All prior assumes the ball is coming down the middle (mid center). Now add different locations high, low, center, inside, center, outside.
It’s one of those you have to experience it to see how crazy it is.
Hey OP. British person checking in here. I know this isn’t precisely the same, but there’s a cricket analogy here – both balls are delivered at between 80 and 100mph with almost complete control by the pitcher/bowler.
The batter – the pro batters – is almost certainly not actually expecting to watch the ball, but rather is watching the arm or stance of the pitcher/bowler – the multiple thousand times they’ve done this allows them to estimate where the most likely place a delivery will end up and swing there. A non-pro just doesn’t have the circuits in their brain to process this.

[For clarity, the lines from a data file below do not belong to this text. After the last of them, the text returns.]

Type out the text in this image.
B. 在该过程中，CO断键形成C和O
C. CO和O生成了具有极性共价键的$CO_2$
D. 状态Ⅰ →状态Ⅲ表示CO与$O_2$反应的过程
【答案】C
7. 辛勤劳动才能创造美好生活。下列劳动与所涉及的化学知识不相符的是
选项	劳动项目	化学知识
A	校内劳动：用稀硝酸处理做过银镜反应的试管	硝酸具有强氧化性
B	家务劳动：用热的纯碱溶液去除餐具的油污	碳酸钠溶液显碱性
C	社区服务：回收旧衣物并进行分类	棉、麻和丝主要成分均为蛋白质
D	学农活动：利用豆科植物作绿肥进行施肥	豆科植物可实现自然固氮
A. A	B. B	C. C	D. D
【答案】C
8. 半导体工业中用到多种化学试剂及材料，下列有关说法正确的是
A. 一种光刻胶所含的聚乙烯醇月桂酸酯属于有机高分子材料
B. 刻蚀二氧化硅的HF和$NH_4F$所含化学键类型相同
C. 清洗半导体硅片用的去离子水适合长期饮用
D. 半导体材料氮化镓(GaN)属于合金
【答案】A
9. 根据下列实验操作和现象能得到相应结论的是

The person delivering the ball – if it was to the likes of you and me – can disguise their intentions so well as the to make the non-pro batter almost irrelevant. The ball will loop, hiss and curve in ways we don’t understand. A ball travelling towards you above 80mph is – for all intents and purposes – invisible to a non-pro.
I’d go so far as saying a complete amateur wouldn’t be able to hit 1 in 200 baseball/cricket balls bowled by a top pro.
I’m from England, so I don’t have a fucking clue what you’re all banging on about. Baseball here simply isn’t a thing. But I’m super engaged by this thread and this question. Very interesting indeed.
Could anyone recommend a YouTube vid that took me though the basics of what pitching is, and why batting is so hard please?